Loss of generational wealth is one result
The Big Ten, Pac-12, MAC and the Big East are among many conferences not playing football this fall because of the pandemic. The players’ health and safety has been largely overshadowed by loud wailing over the financial hit big-time schools will take.
The University of Minnesota, for example, stands to lose at least $75 million in revenue from the absence of fall sports, which include “Olympic sports” such as women’s volleyball, women’s soccer and men’s and women’s cross country. Discontent comes as well from the White House down to players’ parents blindly wanting football nonetheless.
Dr. Karen Weaver, a Drexel professor and Forbes contributor, told us that for “people inside college athletics,” accepting the reality of the new COVID era of sports “has been really hard.”
College players historically have been denied a share of the multi-billion-dollar college sport economic pie. Many are stuck on the myth that college athletes “get a free ride” (scholarship) and that should be enough, when in all actuality it’s all about the Benjamins for virtually everyone except the players, who are college sports’ free-labor revenue generators.

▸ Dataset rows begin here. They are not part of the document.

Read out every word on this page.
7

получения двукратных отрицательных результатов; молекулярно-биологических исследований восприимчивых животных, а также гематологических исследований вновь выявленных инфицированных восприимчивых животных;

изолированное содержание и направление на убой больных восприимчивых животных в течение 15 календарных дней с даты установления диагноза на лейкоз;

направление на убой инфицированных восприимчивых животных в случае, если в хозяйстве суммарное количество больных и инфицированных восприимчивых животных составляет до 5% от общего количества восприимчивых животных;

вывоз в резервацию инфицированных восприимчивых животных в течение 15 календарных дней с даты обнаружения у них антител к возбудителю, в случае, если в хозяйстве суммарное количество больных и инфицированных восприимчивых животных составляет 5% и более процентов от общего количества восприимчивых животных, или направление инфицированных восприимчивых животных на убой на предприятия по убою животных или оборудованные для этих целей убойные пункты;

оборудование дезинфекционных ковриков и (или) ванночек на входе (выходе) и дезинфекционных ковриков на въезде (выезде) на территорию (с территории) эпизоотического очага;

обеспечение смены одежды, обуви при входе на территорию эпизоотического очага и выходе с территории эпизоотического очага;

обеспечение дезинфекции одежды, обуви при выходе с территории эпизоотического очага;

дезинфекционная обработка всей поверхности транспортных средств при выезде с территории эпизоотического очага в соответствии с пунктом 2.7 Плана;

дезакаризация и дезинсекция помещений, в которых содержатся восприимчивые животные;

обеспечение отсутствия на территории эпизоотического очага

Nearly 50 percent of football players and over 50 percent of men’s basketball players at PWI (primarily White institutions) are Black. A new report released last month shows that Black college football and men’s basketball players collectively over the course of their collegiate careers are virtually robbed of billions.
“How the NCAA’s Empire Robs Predominately Black Athletes of Billions in Generational Wealth,” by Drexel Professor Ellen Staurowsky and National College Players Association Executive Director Ramoji Huma, estimated the fair market values for football players. They put that estimate at approximately $1.3 million over four years, with another $2.2 million over four years for men’s basketball players.

If each player invested just $100,000 of a “salary” annually into a retirement account for at least 40 years at 6% interest, they could later accrue over a million dollars, the report said. “[The players] are deprived of their fair share of the revenues they produce for the college sport industry,” according to the report.
Staurowsky, a former college AD and longtime advocate, has done previous studies on how college sport financially uses the players. Her latest study “tries to connect the dots in terms of racial implications and economic injustice,” she said.
According to her report, between 2017-2020 approximately $10 billion that should have been directed to the players instead went to the usual college sport robber barons. If the college players had gotten their fair share, this would have given them a good start toward building generational wealth, the report noted.
As defined by MarketWatch, generational wealth is assets—real estate, stocks, a business or other monetary value—that is passed down from one generation to the next. However, Whites on average have more wealth than Blacks regardless of education level achieved. The Brookings Institute found that a White family’s median net worth is $171,000 compared to $17,150 for Black families.
“The vast majority of athletes are not going pro, and 98 percent of these athletes are at the height of their earning power while they are in college,” Staurowsky said. “The reason why this is so important is that these athletes while in college should be realizing their value rather than having it stripped away from them.”
As the cries for systemic change grow in this country, Staurowsky wants paying college athletes to join that list of changes needed. “I pray that this will be the time to make meaningful change,” she said. “We have to make things better.”